If Clinton had been using a government account, Hansen explained, her messages with colleagues would all be held within one relatively tidy system, monitored by the federal government. It's the difference between doing your laundry at home and dropping it off. But with a private account, you're introducing many separate points of failure; every single company in this custom system is a place to pry and attack. "Any joe hacker" could get inside with enough knowledge and time, according to Hansen.


"Pretty much the worst thing you can do."


Cubrilovic echoed Hansen's concern: "When you are a staffer in a government department, internal email never leaves the network that the department has physical control over," he told me. But "with externally hosted email every one of those messages would go out onto the internet," where they're subject to snooping.

Security researcher Kenn White agrees that private internet access stirs up too many dangerous variables while emails bounced from person to person:

I think the bigger security concern here is the complete lack of visibility into who has been administering, backing up, maintaining, and accessing the Secretary's email. If classified documents were exchanged, who viewed them? Were they forwarded? Where multiple devices (ie, mobile phones and tablets) configured to access the account? Was encryption required or optional for remote access?

Cubrilovic agreed that opting out of the government's system is an awful idea for someone with a hacker bullseye on her back: "having a high profile target host their own email is a nightmare for information security staff working for the government," he told me, "since it can undo all of the other work they've done to secure their network." The kind of off-the-shelf email service it appears Clinton used comes with a lot of inherent risk, especially since a pillar of her job is overseas travel:

With your own email hosting you're almost certainly going to be vulnerable to Chinese government style spearphishing attacks—which government departments have enough trouble stopping—but the task would be near impossible for an IT naive self-hosted setup.

While some of these hacking scenarios may sound outlandish or far-fetched, keep in mind that Clinton's emails would have been a prime target for some of the globe's most sophisticated state-sponsored cyberwarriors—the Chinese, the Israelis, the Iranians.
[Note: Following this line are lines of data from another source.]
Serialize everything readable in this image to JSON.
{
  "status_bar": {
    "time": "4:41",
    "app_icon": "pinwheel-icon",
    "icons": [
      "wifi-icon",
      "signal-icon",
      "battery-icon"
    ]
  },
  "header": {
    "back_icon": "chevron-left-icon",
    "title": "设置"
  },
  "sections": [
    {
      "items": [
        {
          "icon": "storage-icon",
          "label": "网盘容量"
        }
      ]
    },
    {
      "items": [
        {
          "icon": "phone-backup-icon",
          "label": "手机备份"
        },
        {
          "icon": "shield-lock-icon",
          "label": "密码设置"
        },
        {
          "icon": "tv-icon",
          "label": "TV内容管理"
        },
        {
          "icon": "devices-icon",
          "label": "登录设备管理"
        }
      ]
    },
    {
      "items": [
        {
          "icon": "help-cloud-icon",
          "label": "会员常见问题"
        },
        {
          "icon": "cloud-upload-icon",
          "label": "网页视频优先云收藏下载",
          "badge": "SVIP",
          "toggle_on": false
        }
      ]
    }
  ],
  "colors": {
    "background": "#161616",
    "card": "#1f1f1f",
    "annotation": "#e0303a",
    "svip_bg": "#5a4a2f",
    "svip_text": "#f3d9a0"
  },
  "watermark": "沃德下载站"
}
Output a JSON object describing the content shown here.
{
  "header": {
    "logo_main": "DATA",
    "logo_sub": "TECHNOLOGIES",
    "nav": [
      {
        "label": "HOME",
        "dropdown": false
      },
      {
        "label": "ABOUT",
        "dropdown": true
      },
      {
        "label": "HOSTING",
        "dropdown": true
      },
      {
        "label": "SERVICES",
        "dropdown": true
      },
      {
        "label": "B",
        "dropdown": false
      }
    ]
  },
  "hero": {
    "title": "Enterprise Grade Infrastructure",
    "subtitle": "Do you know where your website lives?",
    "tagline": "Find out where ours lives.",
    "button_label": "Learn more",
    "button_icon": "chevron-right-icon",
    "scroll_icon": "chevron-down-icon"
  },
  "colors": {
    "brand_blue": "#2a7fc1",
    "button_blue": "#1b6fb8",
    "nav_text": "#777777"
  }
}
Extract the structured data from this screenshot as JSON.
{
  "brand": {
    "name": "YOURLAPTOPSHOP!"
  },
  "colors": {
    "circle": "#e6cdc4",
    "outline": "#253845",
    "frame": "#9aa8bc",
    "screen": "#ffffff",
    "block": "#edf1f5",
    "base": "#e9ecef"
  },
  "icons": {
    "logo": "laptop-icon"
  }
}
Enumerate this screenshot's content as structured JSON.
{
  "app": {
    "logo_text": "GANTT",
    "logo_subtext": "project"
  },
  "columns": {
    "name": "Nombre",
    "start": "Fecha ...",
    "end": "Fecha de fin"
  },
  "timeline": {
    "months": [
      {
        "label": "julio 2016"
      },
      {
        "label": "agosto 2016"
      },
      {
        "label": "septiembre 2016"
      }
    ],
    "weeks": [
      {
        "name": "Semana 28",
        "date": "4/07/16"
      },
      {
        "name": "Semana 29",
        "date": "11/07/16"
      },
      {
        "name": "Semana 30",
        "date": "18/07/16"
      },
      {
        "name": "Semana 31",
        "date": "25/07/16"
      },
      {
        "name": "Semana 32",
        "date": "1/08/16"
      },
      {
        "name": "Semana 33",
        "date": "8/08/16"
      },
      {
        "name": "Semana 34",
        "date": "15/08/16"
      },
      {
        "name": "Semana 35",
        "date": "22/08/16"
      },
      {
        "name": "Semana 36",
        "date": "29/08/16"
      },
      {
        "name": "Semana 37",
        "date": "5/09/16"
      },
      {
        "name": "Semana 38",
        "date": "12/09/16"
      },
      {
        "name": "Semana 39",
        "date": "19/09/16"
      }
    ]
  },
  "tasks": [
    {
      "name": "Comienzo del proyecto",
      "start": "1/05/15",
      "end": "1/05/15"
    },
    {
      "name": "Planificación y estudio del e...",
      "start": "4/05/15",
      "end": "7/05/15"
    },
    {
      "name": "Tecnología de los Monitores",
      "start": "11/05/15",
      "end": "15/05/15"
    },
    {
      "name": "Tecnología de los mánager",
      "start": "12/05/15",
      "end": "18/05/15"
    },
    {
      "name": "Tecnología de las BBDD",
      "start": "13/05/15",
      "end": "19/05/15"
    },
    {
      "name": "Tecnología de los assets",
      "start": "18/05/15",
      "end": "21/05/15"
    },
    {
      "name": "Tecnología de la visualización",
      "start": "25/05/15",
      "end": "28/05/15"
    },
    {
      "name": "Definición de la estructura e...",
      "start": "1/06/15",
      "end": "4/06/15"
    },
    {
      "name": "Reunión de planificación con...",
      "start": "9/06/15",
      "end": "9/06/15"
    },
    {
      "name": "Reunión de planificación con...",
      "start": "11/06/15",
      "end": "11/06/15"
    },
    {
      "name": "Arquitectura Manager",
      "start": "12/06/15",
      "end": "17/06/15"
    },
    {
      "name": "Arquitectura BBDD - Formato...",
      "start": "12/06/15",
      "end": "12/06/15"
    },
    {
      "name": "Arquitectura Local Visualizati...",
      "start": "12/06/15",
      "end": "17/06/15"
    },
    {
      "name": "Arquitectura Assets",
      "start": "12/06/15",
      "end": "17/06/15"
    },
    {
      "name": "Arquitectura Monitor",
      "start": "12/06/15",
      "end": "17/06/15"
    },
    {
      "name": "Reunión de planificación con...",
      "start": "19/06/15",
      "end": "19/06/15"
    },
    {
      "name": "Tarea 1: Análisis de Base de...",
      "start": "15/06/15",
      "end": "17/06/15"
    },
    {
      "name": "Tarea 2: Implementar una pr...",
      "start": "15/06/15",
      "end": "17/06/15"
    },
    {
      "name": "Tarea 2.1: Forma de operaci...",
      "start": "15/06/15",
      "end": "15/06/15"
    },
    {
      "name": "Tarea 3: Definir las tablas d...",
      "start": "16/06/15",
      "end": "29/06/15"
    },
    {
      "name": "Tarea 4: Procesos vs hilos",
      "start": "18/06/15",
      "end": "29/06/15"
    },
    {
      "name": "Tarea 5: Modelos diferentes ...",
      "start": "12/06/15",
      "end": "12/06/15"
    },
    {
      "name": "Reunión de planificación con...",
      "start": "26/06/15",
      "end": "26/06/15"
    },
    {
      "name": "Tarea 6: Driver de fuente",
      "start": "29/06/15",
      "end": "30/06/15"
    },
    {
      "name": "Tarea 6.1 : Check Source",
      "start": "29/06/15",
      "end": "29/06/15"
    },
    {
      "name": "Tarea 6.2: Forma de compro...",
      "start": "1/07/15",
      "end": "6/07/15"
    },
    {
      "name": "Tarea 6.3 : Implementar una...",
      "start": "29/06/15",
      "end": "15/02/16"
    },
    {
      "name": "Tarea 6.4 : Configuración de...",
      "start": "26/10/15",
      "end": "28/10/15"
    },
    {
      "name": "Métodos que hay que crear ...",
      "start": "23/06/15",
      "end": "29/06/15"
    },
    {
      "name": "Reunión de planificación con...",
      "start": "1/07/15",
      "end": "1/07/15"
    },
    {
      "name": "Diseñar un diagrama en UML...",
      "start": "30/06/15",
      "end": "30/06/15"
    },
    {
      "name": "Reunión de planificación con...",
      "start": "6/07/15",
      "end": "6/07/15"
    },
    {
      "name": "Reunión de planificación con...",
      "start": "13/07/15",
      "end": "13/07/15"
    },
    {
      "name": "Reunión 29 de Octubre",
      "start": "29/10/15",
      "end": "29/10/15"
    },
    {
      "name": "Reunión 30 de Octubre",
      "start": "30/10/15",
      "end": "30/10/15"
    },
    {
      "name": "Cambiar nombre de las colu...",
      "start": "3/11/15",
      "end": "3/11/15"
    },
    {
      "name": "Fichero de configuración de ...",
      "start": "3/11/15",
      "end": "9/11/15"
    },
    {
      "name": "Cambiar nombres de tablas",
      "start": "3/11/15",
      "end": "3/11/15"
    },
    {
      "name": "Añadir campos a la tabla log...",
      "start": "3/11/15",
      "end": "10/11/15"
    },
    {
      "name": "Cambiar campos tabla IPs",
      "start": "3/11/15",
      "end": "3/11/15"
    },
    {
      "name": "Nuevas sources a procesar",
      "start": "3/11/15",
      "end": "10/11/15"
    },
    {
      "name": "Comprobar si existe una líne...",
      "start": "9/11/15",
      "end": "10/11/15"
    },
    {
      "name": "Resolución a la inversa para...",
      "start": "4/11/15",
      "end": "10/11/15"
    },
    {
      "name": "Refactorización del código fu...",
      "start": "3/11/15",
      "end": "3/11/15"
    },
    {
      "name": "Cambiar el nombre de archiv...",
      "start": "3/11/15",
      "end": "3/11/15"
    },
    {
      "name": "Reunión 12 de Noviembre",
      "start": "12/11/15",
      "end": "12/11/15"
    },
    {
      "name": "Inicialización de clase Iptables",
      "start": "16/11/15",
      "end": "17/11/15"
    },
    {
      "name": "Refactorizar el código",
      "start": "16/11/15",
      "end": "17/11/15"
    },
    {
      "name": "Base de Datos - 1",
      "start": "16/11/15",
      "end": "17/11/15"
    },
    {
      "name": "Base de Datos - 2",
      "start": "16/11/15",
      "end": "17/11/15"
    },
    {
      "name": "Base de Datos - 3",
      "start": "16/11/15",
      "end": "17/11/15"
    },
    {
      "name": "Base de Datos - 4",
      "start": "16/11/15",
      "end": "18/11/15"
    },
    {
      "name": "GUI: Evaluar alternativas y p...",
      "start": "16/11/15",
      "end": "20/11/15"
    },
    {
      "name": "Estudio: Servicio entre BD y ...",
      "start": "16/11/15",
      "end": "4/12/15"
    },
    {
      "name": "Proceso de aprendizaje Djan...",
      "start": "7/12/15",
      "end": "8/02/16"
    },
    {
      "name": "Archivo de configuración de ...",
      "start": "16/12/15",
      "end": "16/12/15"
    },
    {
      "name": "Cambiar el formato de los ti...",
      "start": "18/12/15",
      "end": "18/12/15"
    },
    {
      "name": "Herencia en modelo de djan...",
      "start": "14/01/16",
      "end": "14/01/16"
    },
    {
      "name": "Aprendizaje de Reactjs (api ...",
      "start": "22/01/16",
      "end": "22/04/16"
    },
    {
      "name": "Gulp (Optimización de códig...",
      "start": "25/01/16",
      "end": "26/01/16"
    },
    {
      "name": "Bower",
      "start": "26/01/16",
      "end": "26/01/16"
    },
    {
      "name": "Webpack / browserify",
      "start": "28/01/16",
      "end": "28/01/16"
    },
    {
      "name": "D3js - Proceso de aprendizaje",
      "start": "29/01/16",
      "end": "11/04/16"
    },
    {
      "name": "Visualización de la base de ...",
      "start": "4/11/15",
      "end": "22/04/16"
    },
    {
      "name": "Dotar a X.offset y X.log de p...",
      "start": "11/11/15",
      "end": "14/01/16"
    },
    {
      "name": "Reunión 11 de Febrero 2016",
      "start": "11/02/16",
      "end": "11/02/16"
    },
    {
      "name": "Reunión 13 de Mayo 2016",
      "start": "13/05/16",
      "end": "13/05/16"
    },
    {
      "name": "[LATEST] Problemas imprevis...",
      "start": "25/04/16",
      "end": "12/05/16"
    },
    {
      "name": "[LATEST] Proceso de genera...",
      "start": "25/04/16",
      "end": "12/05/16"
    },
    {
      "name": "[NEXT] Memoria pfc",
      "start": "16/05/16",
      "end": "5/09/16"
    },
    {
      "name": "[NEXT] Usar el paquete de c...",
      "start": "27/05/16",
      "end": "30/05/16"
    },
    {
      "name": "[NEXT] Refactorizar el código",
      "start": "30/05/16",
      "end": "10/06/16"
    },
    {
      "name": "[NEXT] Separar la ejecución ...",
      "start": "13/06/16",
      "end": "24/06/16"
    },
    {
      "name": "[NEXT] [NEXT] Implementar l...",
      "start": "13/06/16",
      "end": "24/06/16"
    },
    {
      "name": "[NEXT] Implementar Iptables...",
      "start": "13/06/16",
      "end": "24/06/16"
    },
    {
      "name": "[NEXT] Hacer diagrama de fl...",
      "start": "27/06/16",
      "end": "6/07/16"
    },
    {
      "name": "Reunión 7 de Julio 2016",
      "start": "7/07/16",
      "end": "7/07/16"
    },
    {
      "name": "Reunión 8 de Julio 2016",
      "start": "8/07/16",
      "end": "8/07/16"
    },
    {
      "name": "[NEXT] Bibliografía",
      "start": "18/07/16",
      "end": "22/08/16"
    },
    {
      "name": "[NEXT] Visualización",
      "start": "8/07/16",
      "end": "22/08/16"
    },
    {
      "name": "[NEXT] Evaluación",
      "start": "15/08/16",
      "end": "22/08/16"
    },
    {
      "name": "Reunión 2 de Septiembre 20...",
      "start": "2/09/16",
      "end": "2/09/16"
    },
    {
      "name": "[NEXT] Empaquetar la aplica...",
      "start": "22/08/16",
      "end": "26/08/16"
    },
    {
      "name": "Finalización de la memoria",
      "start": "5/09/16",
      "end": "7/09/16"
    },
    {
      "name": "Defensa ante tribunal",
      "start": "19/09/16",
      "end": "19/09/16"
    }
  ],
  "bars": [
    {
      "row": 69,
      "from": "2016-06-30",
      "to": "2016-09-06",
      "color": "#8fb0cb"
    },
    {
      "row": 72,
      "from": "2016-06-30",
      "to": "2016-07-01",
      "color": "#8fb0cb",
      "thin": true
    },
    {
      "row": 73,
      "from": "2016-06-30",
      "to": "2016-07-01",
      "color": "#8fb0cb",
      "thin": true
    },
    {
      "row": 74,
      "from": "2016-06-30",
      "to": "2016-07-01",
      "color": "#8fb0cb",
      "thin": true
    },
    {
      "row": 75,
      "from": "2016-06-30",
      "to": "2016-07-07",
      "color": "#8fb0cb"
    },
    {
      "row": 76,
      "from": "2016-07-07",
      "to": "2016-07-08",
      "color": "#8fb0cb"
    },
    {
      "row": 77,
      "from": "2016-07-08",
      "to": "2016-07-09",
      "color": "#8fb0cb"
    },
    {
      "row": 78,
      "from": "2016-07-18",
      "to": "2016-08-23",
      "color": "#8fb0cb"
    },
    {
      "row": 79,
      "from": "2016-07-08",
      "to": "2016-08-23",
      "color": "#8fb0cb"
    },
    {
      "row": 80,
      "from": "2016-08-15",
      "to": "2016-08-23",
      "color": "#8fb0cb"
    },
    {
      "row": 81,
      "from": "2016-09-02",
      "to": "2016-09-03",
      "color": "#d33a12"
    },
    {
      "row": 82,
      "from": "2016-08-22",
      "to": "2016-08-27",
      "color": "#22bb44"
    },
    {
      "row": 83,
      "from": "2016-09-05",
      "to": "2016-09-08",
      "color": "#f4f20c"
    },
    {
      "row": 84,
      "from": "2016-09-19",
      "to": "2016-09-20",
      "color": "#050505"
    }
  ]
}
The very existence of Clinton's private account was revealed by the hacker Guccifer, an unemployed Romanian taxi driver who managed to gain access to former Clinton aide Sidney Blumenthal's AOL account with relative ease. The Hillary account was reported by Gawker in 2013, and White House spokesman Eric Schultz used that story to argue that the Clinton email story was old news: "This was public years ago," he told Business Insider, linking to the 2013 Gawker story.

Which is another way of saying that foreign intelligence agencies have had two years to work on the target.